Despite producing one of the most significant and reforming budgets of recent decades, NSW Premier Dominic Perrottet is busy trying to extricate himself from the scandal of former NSW Nationals leader John Barilaro’s appointment to a $500,000 trade commissioner job in New York.

The job itself is a waste of money. There is no evidence that state trade commissioners — or for that matter national trade commissioners — deliver any value for money. Governments appear reluctant to test the benefits of the position against the costs not merely of paying commissioners but supporting them and maintaining an office.

But Barilaro and then premier Gladys Berejiklian announced a doubling of trade commissioner positions, including the New York one, in late 2019 as part of a “global NSW” strategy — although good luck finding an actual strategy document anywhere. There appears to have been no cost-benefit analysis done of whether the 10 extra trade commissioner positions would deliver any value to taxpayers.

Other appointees to the trade commissioner roles are no mugs — they include two former big four consultants with long in-country experience in their respective appointments, a 20-year Macquarie Bank Japan veteran for the North Asia post and a long-serving Business Australia CEO to Europe. The appointee to the China position, announced at the same time as Barilaro’s appointment, is the former CEO of the Australia China Business Council.

And then there’s Barilaro himself, whose trade and US experience consists of running a timber doors business in Queanbeyan.

No wonder the stench is overpowering a government that faces an election against a reinvigorated, and wholly cynical, Labor opposition next March.
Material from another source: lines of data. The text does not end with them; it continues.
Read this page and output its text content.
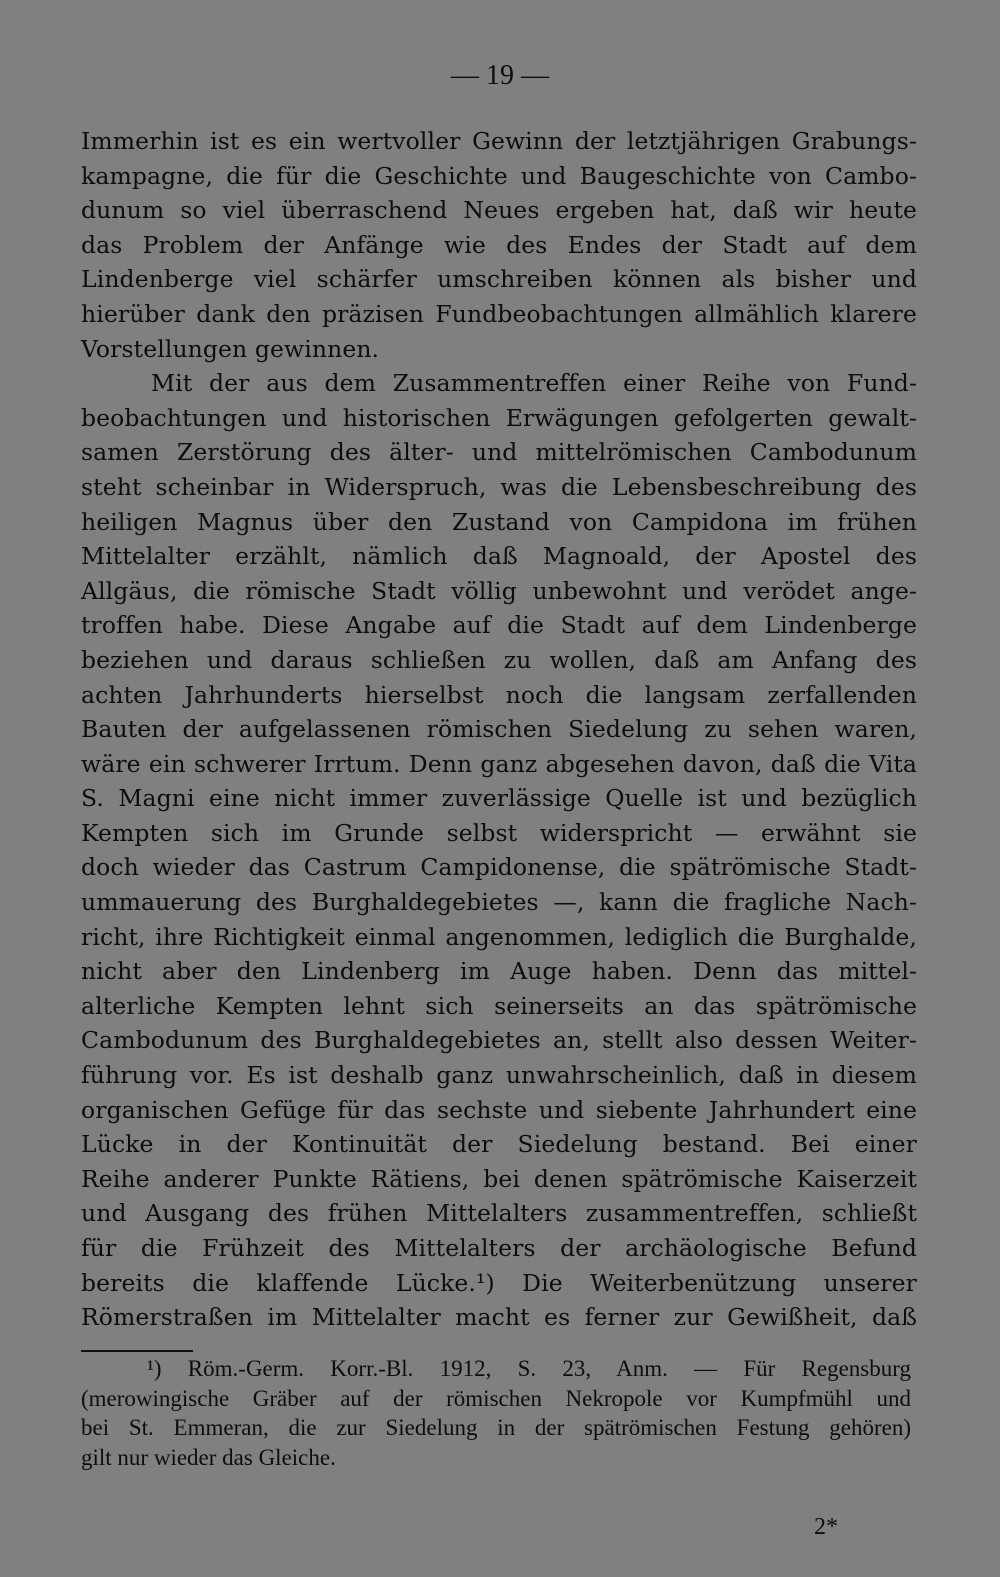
— 19 —
Immerhin ist es ein wertvoller Gewinn der letztjährigen Grabungs-
kampagne, die für die Geschichte und Baugeschichte von Cambo-
dunum so viel überraschend Neues ergeben hat, daß wir heute
das Problem der Anfänge wie des Endes der Stadt auf dem
Lindenberge viel schärfer umschreiben können als bisher und
hierüber dank den präzisen Fundbeobachtungen allmählich klarere
Vorstellungen gewinnen.
Mit der aus dem Zusammentreffen einer Reihe von Fund-
beobachtungen und historischen Erwägungen gefolgerten gewalt-
samen Zerstörung des älter- und mittelrömischen Cambodunum
steht scheinbar in Widerspruch, was die Lebensbeschreibung des
heiligen Magnus über den Zustand von Campidona im frühen
Mittelalter erzählt, nämlich daß Magnoald, der Apostel des
Allgäus, die römische Stadt völlig unbewohnt und verödet ange-
troffen habe. Diese Angabe auf die Stadt auf dem Lindenberge
beziehen und daraus schließen zu wollen, daß am Anfang des
achten Jahrhunderts hierselbst noch die langsam zerfallenden
Bauten der aufgelassenen römischen Siedelung zu sehen waren,
wäre ein schwerer Irrtum. Denn ganz abgesehen davon, daß die Vita
S. Magni eine nicht immer zuverlässige Quelle ist und bezüglich
Kempten sich im Grunde selbst widerspricht — erwähnt sie
doch wieder das Castrum Campidonense, die spätrömische Stadt-
ummauerung des Burghaldegebietes —, kann die fragliche Nach-
richt, ihre Richtigkeit einmal angenommen, lediglich die Burghalde,
nicht aber den Lindenberg im Auge haben. Denn das mittel-
alterliche Kempten lehnt sich seinerseits an das spätrömische
Cambodunum des Burghaldegebietes an, stellt also dessen Weiter-
führung vor. Es ist deshalb ganz unwahrscheinlich, daß in diesem
organischen Gefüge für das sechste und siebente Jahrhundert eine
Lücke in der Kontinuität der Siedelung bestand. Bei einer
Reihe anderer Punkte Rätiens, bei denen spätrömische Kaiserzeit
und Ausgang des frühen Mittelalters zusammentreffen, schließt
für die Frühzeit des Mittelalters der archäologische Befund
bereits die klaffende Lücke.¹) Die Weiterbenützung unserer
Römerstraßen im Mittelalter macht es ferner zur Gewißheit, daß
¹) Röm.-Germ. Korr.-Bl. 1912, S. 23, Anm. — Für Regensburg
(merowingische Gräber auf der römischen Nekropole vor Kumpfmühl und
bei St. Emmeran, die zur Siedelung in der spätrömischen Festung gehören)
gilt nur wieder das Gleiche.
2*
Perrottet has thrown the bureaucrat responsible for the appointment under the bus, in effect blaming the secretary of the Department of Enterprise Investment and Trade, Amy Brown. Until his departure from politics, Barilaro held that portfolio, along with regional development, so he used to be Brown’s boss.

There’s no doubt we’ve — at long last — entered a period of intolerance of traditional forms of political opportunism. Pork-barrelling is increasingly seen as a form of corruption. Jobs for the boys and girls now seems to be next on the list of traditional behaviours that are annoying voters — and as Nick Greiner discovered three decades ago, it comes with some risk when following a sudden departure from politics. Already comparisons with the Metherell affair are being invoked.

Greiner’s was an excellent government undone in 1991 by political stupidity, a cynical Labor opposition (Bob Carr invented the idea of a state GST and campaigned against that) and issues like inadequate disaster response and toll roads. The resonances 30 years later are powerful, even if Perrottet leads a much older government that will be seeking 16 years in power next year: this has been a quality, reforming government prone to spectacular misjudgments and blamed for poor disaster response and remorseless growth in tolls, facing a Labor Party already labelling stamp duty reform as the Liberals’ “forever tax”.

The Barilaro scandal is a classic case of the kind of misstep that cuts straight through to voters uninterested in big-picture government, historic changes in the economic empowerment of women or complex tax reforms. Unless Barilaro bails out of the appointment, he’ll seriously damage Perrottet’s chances next March.